The live-wire of paranoia runs taught in They Look Like People, isolating the audience in the ever-shifting mindscape of Wyatt. The results are often unsettling and then downright terrifying. One moment he holds the nail gun in his mouth. The next he is on the roof, aiming it at passersby. But the film's core is not only found in this darkness. It's the little touches found in Wyatt and Christian's friendship that makes the film feel alive. Whether that's the boys arguing over the rules of a sock war, singing an old song out of pitch or Wyatt shaving Christian's back hair at the last minute for his date (yes it goes down that far). The chemistry between Andrews and Domouchel is the glue, their performances rich and playful in nuance. Both are brimming with self-doubt, old wounds, new confidence. That masculine insecurity, that fear of being less than is a thing men often hide away for the very reasons it propels.
They Look Like People explores such bruised and battered places deftly, tenderly, honoring the pain, never treating Wyatt as a crazy person, and accepting something greater in friendship.
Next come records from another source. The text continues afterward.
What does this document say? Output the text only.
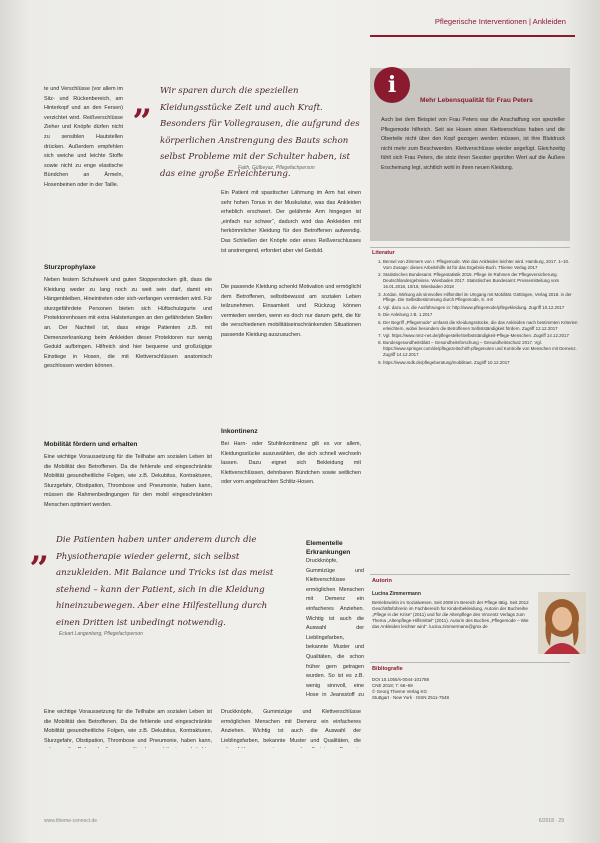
Pflegerische Interventionen | Ankleiden

te und Verschlüsse (vor allem im Sitz- und Rückenbereich, am Hinterkopf und an den Fersen) verzichtet wird. Reißverschlüsse Zieher und Knöpfe dürfen nicht zu sensiblen Hautstellen drücken. Außerdem empfehlen sich weiche und leichte Stoffe sowie nicht zu enge elastische Bündchen an Ärmeln, Hosenbeinen oder in der Taille.

Sturzprophylaxe

Neben festem Schuhwerk und guten Stopperstocken gilt, dass die Kleidung weder zu lang noch zu weit sein darf, damit ein Hängenbleiben, Hineintreten oder sich-verfangen vermieden wird. Für sturzgefährdete Personen bieten sich Hüftschutzgurte und Protektorenhosen mit extra Halsteriungen an den gefährdeten Stellen an. Der Nachteil ist, dass einige Patienten z.B. mit Demenzerkrankung beim Ankleiden dieser Protektoren nur wenig Geduld aufbringen. Hilfreich sind hier bequeme und großzügige Einstiege in Hosen, die mit Klettverschlüssen anatomisch geschlossen werden können.

Mobilität fördern und erhalten

Eine wichtige Voraussetzung für die Teilhabe am sozialen Leben ist die Mobilität des Betroffenen. Da die fehlende und eingeschränkte Mobilität gesundheitliche Folgen, wie z.B. Dekubitus, Kontrakturen, Sturzgefahr, Obstipation, Thrombose und Pneumonie, haben kann, müssen die Rahmenbedingungen für den mobil eingeschränkten Menschen optimiert werden.

Eine wichtige Voraussetzung für die Teilhabe am sozialen Leben ist die Mobilität des Betroffenen. Da die fehlende und eingeschränkte Mobilität gesundheitliche Folgen, wie z.B. Dekubitus, Kontrakturen, Sturzgefahr, Obstipation, Thrombose und Pneumonie, haben kann,

„ Wir sparen durch die speziellen Kleidungsstücke Zeit und auch Kraft. Besonders für Vollegrausen, die aufgrund des körperlichen Anstrengung des Bauts schon selbst Probleme mit der Schulter haben, ist das eine große Erleichterung.

Fatih, Gülbeyaz, Pflegefachperson

Ein Patient mit spastischer Lähmung im Arm hat einen sehr hohen Tonus in der Muskulatur, was das Ankleiden erheblich erschwert. Der gelähmte Arm hingegen ist „einfach nur schwer“, dadurch wird das Ankleiden mit herkömmlicher Kleidung für den Betroffenen aufwendig. Das Schließen der Knöpfe oder eines Reißverschlusses ist anstrengend, erfordert aber viel Geduld.

Die passende Kleidung schenkt Motivation und ermöglicht dem Betroffenen, selbstbewusst am sozialen Leben teilzunehmen. Einsamkeit und Rückzug können vermieden werden, wenn es doch nur darum geht, die für die verschiedenen mobilitätseinschränkenden Situationen passende Kleidung auszusuchen.

Inkontinenz

Bei Harn- oder Stuhlinkontinenz gilt es vor allem, Kleidungsstücke auszuwählen, die sich schnell wechseln lassen. Dazu eignet sich Bekleidung mit Klettverschlüssen, dehnbaren Bündchen sowie seitlichen oder vorn angebrachten Schlitz-Hosen.

„ Die Patienten haben unter anderem durch die Physiotherapie wieder gelernt, sich selbst anzukleiden. Mit Balance und Tricks ist das meist stehend – kann der Patient, sich in die Kleidung hineinzubewegen. Aber eine Hilfestellung durch einen Dritten ist unbedingt notwendig.

Eckart Langenberg, Pflegefachperson

Elementelle Erkrankungen

Druckknöpfe, Gummizüge und Klettverschlüsse ermöglichen Menschen mit Demenz ein einfacheres Anziehen. Wichtig ist auch die Auswahl der Lieblingsfarben, bekannte Muster und Qualitäten, die schon früher gern getragen wurden. So ist es z.B. wenig sinnvoll, eine Hose in Jeansstoff zu

Druckknöpfe, Gummizüge und Klettverschlüsse ermöglichen Menschen mit Demenz ein einfacheres Anziehen. Wichtig ist auch die Auswahl der Lieblingsfarben, bekannte Muster und Qualitäten, die

i

Mehr Lebensqualität für Frau Peters

Auch bei dem Beispiel von Frau Peters war die Anschaffung von spezieller Pflegemode hilfreich. Seit sie Hosen einen Klettverschluss haben und die Oberteile nicht über den Kopf gezogen werden müssen, ist ihre Blutdruck nicht mehr zum Beschwerden. Klettverschlüsse wieder angefügt. Gleichzeitig fühlt sich Frau Peters, die stolz ihren Sexstier geprüfen Wert auf die Äußere Erscheinung legt, sichtlich wohl in ihren neuen Kleidung.

Literatur

1. Bensel von Zimmern von I. Pflegemode. Wie das Ankleiden leichter wird. Hamburg, 2017. 1–10. Vom Zusage: dieses Arbeitshilfe ist für das Ergebnis-Buch. Thieme Verlag 2017
2. Statistisches Bundesamt. Pflegestatistik 2015. Pflege im Rahmen der Pflegeversicherung. Deutschlandergebnisse. Wiesbaden 2017. Statistisches Bundesamt: Pressemitteilung vom 16.01.2018, 10/18, Wiesbaden 2018
3. Jordan, Wirkung als sinnvolles Hilfsmittel im Umgang mit Mobilität. Göttingen, Verlag 2018. in der Pflege. Die Selbstbestimmung durch Pflegemode, S. 4-8
4. Vgl. dazu u.a. die Ausführungen in: http://www.pflegemode/pflegekleidung. Zugriff 10.12.2017
5. Die Anleitung z.B. 1.2017
6. Der Begriff „Pflegemode“ umfasst die Kleidungsstücke, die das Ankleiden nach bestimmten Kriterien erleichtern, wobei besonders die Betroffenen Selbstständigkeit fördern. Zugriff 12.12.2017
7. Vgl. https://www.nmz-net.de/pflegestelle/Selbstständigkeit-Pflege-Menschen. Zugriff 14.12.2017
8. Bundesgesundheitsblatt – Gesundheitsforschung – Gesundheitsschutz 2017. Vgl. https://www.springer.com/de/pflegezeitschrift-pflegenoten und Kontrolle von Menschen mit Demenz. Zugriff 14.12.2017
9. https://www.mdk.de/pflegeberatung/mobilitaet. Zugriff 10.12.2017

Autorin

Lucina Zimmermann

Betriebswirtin im Sozialwesen. Seit 2008 im Bereich der Pflege tätig. Seit 2012 Geschäftsführerin im Fachbereich für Kinderbekleidung, Autorin der Buchreihe „Pflege in der Krise“ (2011) und für die Altenpflege des Vincentz Verlags zum Thema „Altenpflege-Hilfsmittel“ (2011). Autorin des Buches „Pflegemode – Wie das Ankleiden leichter wird“. lucina.zimmermann@gmx.de

Bibliografie

DOI 10.1055/s-0044-101788

CNE 2018; 7: 66–69

© Georg Thieme Verlag KG

Stuttgart · New York · ISSN 2511-7548

www.thieme-connect.de	6/2018 · 29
Which all comes to a head by the heart pounding finale.
The other marvel to take into account is that Blackshear's debut is DIY filmmaking at its very best. Outside of post work (and even then its mostly Blackshear), the cast and crew mainly consists of the director and his three leads, with Andrews and Dumouchel also credited as co-producers. Blackshear's filmmaking may be rough around the edges by comparison to productions with money, but that works in favor of the nightmare landscape that slowly begins to creep into frame. After all, it's what's authentic on screen that counts, and what's here is vibrant, on par with micro-budget, genre-inflected wonders like Primer, Resolution and The Battery, films which also intelligently explore the world of male friendship.
With such a strong bond between director and actors, alike, They Look Like People endures like few indies can. Its charms and terrors are weighed in human measure, offering something enriching and deeply felt. It also marks the arrival of promising new talent in Blackshear and his little punkish DIY band of creators. Give these guys 100k and watch them make a million dollar movie.